Il avait l'air fatigué ou pressé d'en finir, lundi soir à l'issue du sommet européen informel qui s'est tenu à Bruxelles. Il
n'était pourtant pas tard, 21h30 à peine, quand Nicolas Sarkozy se montra sur la traditionnelle estrade réservée aux mini-conférences de presse de ce genre de rencontres.
Modeste sur l'Europe
Il aurait pu sur-vendre le résultat des échanges européens du jour. Il en a tant l'habitude. Pour une fois, il avait même
quelque chose à vendre. Après tout, les chefs d'Etat et de gouvernement se retrouvaient dans un climat plus apaisé que d'habitude. Le sommet est apparu presque normal. La Grèce est toujours là,
elle n'a pas fait faillite.
Certes, l'accord avec ses créanciers publics et privés tarde à se concrétiser. Certes, le premier ministre britannique
David Cameron s'est moqué de la taxe
française sur les transactions financières. Mais 25 des 27 Etats de l'Union
européenne ont tout de même enfin validé le nouveau traité qui prévoit une discipline budgétaire (que Nicolas Sarkozy s'empressa de qualifier de « règle d'or » ) et ses sanctions
quasi automatiques en cas de dérapage des déficits publics. Il faudra encore un sommet en mars, avec le texte définitif, puis une ratification plus tard dans l'année (et notamment, en France,
après les élections présidentielle et législative).

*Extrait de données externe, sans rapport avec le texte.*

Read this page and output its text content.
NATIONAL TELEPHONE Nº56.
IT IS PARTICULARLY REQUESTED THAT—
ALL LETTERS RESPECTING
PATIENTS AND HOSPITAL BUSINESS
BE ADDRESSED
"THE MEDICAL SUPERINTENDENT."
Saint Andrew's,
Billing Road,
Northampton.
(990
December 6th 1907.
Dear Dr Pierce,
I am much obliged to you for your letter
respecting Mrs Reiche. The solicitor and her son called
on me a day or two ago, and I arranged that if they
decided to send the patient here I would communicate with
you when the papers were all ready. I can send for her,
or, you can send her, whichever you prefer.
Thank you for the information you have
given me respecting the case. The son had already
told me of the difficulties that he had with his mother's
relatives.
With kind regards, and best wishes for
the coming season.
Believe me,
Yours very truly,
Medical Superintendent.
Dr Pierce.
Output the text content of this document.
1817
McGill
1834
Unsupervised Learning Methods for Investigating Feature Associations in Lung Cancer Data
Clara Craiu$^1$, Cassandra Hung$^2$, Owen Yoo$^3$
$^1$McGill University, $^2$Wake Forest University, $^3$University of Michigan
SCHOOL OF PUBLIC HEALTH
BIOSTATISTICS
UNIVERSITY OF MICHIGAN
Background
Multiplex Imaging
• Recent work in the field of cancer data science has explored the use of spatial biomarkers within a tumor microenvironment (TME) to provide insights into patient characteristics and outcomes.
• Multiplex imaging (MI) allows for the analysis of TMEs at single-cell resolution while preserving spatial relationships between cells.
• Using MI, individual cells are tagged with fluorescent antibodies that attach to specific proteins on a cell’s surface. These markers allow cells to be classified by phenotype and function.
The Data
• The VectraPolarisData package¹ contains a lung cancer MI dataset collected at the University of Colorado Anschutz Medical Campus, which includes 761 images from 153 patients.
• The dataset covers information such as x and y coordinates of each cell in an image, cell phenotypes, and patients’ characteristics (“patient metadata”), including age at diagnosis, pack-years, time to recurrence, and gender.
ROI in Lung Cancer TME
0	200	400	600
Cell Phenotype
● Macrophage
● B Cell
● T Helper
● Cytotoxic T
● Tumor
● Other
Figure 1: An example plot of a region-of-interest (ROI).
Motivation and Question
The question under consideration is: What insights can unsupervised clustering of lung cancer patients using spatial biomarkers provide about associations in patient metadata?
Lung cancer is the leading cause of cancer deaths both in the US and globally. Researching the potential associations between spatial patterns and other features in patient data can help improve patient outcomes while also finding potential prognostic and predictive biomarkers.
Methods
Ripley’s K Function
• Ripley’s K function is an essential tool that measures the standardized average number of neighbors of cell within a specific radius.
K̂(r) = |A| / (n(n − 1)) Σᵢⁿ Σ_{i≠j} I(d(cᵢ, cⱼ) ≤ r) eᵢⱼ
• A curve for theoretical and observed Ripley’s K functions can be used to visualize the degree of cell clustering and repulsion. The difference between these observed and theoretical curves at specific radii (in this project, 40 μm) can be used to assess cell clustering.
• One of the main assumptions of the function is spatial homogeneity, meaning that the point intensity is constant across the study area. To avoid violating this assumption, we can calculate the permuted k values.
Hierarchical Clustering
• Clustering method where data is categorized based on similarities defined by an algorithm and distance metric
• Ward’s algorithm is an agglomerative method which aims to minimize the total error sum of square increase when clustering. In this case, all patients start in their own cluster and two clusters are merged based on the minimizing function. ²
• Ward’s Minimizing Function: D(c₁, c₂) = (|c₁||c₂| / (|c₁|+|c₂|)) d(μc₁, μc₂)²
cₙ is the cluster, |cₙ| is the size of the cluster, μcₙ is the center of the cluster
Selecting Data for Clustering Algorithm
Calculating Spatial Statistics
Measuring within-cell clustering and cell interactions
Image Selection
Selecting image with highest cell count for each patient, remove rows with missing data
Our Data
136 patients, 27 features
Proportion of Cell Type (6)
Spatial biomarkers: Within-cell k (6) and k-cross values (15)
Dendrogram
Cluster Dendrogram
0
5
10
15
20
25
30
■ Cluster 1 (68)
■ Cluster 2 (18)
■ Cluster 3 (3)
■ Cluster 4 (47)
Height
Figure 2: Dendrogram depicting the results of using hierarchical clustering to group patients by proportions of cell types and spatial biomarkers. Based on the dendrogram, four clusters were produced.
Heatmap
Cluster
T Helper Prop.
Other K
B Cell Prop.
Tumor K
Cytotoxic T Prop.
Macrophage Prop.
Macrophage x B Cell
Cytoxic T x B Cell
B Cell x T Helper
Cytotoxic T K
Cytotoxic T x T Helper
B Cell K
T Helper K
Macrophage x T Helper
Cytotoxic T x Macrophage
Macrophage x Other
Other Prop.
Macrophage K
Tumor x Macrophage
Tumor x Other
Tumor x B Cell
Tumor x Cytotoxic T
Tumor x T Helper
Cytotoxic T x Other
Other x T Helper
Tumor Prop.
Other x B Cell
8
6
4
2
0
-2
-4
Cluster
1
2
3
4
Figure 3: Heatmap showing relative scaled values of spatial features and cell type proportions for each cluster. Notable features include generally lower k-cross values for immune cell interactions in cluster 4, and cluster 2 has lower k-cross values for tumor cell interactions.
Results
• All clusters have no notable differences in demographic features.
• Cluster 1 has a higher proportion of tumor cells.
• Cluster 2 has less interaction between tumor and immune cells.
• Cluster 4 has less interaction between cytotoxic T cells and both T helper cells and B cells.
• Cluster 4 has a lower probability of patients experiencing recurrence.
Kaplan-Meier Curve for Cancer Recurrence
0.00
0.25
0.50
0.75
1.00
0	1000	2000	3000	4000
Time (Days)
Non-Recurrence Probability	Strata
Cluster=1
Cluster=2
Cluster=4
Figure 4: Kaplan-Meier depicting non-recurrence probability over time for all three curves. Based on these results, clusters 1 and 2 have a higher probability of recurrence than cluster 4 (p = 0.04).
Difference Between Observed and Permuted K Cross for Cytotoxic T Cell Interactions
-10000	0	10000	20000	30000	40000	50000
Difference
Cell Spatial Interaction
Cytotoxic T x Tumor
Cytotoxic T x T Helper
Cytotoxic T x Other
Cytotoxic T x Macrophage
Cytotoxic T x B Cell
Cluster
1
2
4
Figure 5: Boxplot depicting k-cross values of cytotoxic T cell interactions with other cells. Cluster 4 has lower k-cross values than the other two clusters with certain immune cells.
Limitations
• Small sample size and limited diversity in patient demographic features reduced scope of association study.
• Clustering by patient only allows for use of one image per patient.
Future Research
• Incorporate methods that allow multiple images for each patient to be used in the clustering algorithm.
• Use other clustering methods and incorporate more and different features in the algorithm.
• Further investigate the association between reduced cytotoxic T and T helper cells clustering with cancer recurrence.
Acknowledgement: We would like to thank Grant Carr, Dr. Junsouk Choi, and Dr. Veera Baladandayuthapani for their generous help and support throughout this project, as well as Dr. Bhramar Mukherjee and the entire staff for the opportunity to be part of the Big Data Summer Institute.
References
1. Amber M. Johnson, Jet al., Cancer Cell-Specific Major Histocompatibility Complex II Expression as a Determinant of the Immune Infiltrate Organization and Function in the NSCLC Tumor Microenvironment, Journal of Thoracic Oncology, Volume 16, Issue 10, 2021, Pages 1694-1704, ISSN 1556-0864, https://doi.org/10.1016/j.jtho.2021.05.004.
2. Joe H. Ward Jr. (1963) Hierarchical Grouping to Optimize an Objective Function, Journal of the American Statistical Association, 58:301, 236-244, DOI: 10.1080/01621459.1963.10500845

Nulle révolution, donc, mais Nicolas Sarkozy nous avait habitué à sur-vendre de biens plus modestes résultats.
Ce lundi soir, il avait la tête ailleurs. Il était pressé. Il ne lâcha que 17 minutes aux journalistes présents.
Son esprit était resté en France, dans sa campagne qui ne décolle pas. Il semblait inquiet. « Bon... Mesdames et
Messieurs, ce ne sera pas une conférence de presse parce qu'au fond tout s'est passé comme prévu » A peine résumé les avancées du jour, il demanda à l'assistance: « S'il y avait une ou
deux questions, j'y répondrai bien volontiers et après je rentrerai à Paris ». Quelle curieuse formule ! Il y a quelques mois, le président français chérissait ces tribunes européennes.
Elles confortaient sa stature de chef d'Etat, sa stratégie de présidentialisation. Mais cette fois-ci, il était pressé d'en finir, anxieux de son intervention ratée de la veille.
Le choc de confiance n'a pas eu lieu. Ces annonces ont été jugées
incompréhensibles, confuses, insuffisantes ou injustes.
Rendez-vous précipité avec 400 parlementaires
En revenant sur Paris, il convoqua donc tous les parlementaires UMP, députés comme sénateurs, à 11h30 mardi matin à l'Elysée.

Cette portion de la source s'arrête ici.